Terapistler de danışanlar gibi insandır; terapötik ilişkiye gerçek insanlar olarak girerler ve çalıştıkları danışanlarla ilgili kaçınılmaz olarak duyguları vardır. Bu duygular, geçmişte diğer insanlarla yaşadıkları deneyimlerden etkilenir.
Bir danışanla birlikteyken, duygularını, rastgele düşüncelerini, korkularını ve hayallerini aşmaya çalışmak yerine, ilişki odaklı terapistler bunları zengin bir alt tabaka olarak kullanır, bu alt tabakaya daldıklarında, bu danışanın kim olduğuna ve ona (ve diğerlerine de) nasıl yanıt verdiklerine dair daha tam bir anlayışla ortaya çıkarlar. Bir kıyafet mağazasının prova odasındaki karşı karşıya duran aynalar düzenlemesine baktığınızda gördüğünüz görüntü dizisini düşünün: siz, size bakan siz, size bakan siz… Aynı şekilde, terapist kendisine, danışana bakan danışana, danışana bakan terapiste bakan kendisine bakar—sonsuz bir geri dönüş, terapist ve danışanın bu ilişkide yaşadıkları düşünceler, duygular, izlenimler ve eğilimlerin tüm senfonisinde tamamlanır.
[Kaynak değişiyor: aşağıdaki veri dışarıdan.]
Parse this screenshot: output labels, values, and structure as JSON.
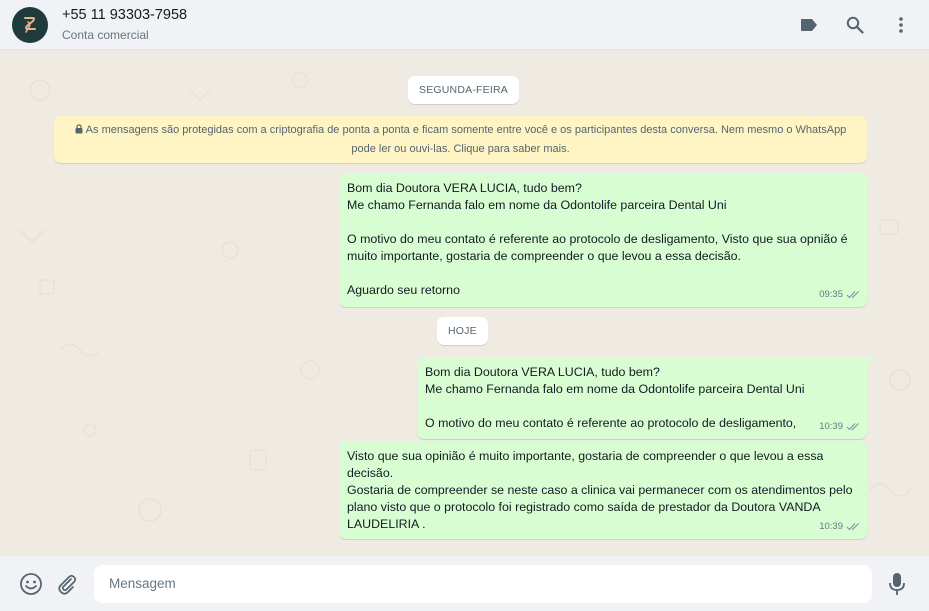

Terapistin düşünceleri, duyguları, izlenimleri ve eğilimleri—geçmiş ilişkilerden büyüyüp bu mevcut olanla harmanlanan, hepsi farkındalığa tamamen açık—doğru klinik değerlendirmeler yapmasına ve etkili müdahaleler planlamasına yardımcı olur. Daha da önemlisi, kim olduğunu ve danışana ne hissettiğini ifade ederken, onu otantik bir ilişkiye davet edebilir, bu ilişki danışanın kendisinin de otantikliğe doğru hareket etmesini destekler ve teşvik eder.